11月に主演映画『ザ・モンキーズ 恋の合言葉HEAD!』(監督:ボブ・ラフェルソン 脚本:ジャック・ニコルソン)が公開されたが、難解な内容だったため興行的には大失敗に終わった。ピーター・トークがグループを脱退。
1969年
2月、未発表曲を集めたアルバム『インスタント・リプレイ』をリリース。ビルボードでは最高32位。
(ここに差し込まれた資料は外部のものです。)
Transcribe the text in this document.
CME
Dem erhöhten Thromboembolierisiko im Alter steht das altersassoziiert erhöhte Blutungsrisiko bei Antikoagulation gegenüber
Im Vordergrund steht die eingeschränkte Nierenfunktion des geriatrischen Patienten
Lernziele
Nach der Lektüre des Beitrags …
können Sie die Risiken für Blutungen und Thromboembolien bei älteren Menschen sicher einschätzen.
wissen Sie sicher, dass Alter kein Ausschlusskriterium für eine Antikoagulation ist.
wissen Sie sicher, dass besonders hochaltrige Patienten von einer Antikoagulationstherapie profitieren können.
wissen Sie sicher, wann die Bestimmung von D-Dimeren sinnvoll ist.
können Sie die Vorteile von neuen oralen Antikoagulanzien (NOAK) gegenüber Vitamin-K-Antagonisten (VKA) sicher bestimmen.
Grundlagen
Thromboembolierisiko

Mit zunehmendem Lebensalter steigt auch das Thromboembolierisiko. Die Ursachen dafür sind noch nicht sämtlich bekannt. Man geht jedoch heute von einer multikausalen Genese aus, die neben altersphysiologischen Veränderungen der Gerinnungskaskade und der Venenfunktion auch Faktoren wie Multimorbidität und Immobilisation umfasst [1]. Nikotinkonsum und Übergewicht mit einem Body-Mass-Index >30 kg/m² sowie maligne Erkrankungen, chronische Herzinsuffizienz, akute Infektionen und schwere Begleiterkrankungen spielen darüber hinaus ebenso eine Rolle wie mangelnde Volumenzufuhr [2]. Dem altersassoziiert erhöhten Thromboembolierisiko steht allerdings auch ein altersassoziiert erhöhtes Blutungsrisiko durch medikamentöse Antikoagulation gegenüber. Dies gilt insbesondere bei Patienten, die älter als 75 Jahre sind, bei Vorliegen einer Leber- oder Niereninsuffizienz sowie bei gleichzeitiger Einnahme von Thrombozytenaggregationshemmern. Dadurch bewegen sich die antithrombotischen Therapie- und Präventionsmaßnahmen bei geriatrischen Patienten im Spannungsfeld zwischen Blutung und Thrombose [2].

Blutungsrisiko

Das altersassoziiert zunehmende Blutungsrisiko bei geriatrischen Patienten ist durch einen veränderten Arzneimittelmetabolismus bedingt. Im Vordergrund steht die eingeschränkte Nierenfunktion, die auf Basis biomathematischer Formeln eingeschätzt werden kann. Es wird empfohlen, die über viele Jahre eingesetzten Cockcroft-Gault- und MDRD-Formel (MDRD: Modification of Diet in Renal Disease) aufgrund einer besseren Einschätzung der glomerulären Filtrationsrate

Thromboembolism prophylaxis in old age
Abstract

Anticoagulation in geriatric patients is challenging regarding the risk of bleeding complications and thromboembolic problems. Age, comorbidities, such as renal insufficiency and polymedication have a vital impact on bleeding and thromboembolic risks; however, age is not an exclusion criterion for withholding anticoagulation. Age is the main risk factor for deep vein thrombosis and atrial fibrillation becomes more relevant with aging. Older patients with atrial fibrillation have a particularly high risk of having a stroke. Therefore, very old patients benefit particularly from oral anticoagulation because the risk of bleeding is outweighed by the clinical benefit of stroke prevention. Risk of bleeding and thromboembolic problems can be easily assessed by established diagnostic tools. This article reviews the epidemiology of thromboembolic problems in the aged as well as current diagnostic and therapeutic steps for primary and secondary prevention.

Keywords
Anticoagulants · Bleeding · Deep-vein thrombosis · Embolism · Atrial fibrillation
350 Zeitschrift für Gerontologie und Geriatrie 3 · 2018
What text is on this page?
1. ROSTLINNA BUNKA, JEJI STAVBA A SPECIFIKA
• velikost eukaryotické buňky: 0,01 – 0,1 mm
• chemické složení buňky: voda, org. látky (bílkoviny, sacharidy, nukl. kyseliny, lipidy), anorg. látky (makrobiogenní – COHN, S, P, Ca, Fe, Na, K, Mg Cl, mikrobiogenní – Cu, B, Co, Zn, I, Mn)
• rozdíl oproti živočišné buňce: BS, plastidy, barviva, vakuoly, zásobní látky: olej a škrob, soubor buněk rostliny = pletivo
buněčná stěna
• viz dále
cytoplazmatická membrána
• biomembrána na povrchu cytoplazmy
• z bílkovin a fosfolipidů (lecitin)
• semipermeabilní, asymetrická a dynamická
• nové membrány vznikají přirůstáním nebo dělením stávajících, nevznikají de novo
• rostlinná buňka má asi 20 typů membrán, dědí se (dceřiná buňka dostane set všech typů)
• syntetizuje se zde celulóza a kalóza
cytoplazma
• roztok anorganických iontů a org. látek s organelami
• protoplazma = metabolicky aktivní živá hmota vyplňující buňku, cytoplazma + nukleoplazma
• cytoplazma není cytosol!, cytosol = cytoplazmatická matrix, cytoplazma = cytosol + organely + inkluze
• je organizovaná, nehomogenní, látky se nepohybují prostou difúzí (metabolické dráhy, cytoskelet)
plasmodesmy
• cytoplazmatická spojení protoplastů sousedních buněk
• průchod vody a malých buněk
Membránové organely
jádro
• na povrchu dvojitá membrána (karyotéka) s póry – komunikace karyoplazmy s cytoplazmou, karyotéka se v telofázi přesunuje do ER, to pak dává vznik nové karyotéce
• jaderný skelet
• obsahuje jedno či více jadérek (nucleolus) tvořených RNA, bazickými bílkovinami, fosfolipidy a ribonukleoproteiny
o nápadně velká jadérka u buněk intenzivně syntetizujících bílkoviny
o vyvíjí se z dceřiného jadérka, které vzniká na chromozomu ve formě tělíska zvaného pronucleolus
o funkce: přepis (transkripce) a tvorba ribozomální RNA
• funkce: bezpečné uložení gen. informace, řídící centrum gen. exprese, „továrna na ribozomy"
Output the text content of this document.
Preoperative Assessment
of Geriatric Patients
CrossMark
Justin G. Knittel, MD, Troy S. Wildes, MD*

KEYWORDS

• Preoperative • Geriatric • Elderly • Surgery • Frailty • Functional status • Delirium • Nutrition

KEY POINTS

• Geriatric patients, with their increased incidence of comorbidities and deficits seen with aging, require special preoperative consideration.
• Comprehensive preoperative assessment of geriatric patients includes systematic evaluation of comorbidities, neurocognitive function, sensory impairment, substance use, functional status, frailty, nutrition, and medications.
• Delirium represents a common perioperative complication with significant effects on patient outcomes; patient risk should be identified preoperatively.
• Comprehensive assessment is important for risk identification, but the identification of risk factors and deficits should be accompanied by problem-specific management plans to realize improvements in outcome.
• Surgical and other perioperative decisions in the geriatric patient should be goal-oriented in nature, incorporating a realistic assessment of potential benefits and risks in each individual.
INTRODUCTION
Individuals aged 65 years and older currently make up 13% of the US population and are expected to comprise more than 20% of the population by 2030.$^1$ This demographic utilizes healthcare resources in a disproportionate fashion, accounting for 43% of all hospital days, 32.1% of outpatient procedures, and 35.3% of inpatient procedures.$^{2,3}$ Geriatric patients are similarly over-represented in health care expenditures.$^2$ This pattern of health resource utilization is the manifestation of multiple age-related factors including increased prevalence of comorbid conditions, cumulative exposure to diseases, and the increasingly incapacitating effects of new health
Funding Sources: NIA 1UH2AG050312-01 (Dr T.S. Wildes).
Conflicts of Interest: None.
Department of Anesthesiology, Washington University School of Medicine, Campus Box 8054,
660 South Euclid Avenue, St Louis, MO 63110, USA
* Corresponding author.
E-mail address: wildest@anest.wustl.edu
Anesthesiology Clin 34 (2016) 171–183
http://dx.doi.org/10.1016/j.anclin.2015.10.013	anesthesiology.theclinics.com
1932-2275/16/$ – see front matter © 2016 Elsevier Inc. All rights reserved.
10月、マイク・ネスミスが中心となってカントリー色の強いアルバム『プレゼント』をリリースするが、ビルボードでは最高100位。ネスミスはグループを脱退した。
1970年
6月、レコード会社との契約を履行するためアルバム『チェンジズ』をリリースするがビルボードでは最高152位で、話題にすらならなかった。アルバム発表後にモンキーズは解散した。
1980年
コダックのテレビCMで『デイドリーム・ビリーヴァー』が使用された事から日本でモンキーズのリバイバル・ブームが起き、テレビ東京で『ザ・モンキーズ・ショー』が再放送され、マイク・ネスミスを除くメンバーが来日した。
1986年
MTVで『ザ・モンキーズ・ショー』が再放送された事からアメリカでモンキーズのリバイバル・ブームが起き、ベストアルバム『ゼン・アンド・ナウ…ザ・ベスト・オブ・ザモンキーズ』が発売された。
2012年
2月29日、デイビー・ジョーンズが心臓発作により死去。
2016年
結成50周年記念アルバム『グッド・タイムズ!』が制作された。
2019年
2月21日、ピーター・トークが死去。
2021年
12月10日、マイク・ネスミスが心不全により死去。
余談
デヴィッド・ボウイは「デイビー・ジョーンズ」名義でデビューしたが、モンキーズのデイビー・ジョーンズと名前が被ったので、芸名をデヴィッド・ボウイとした。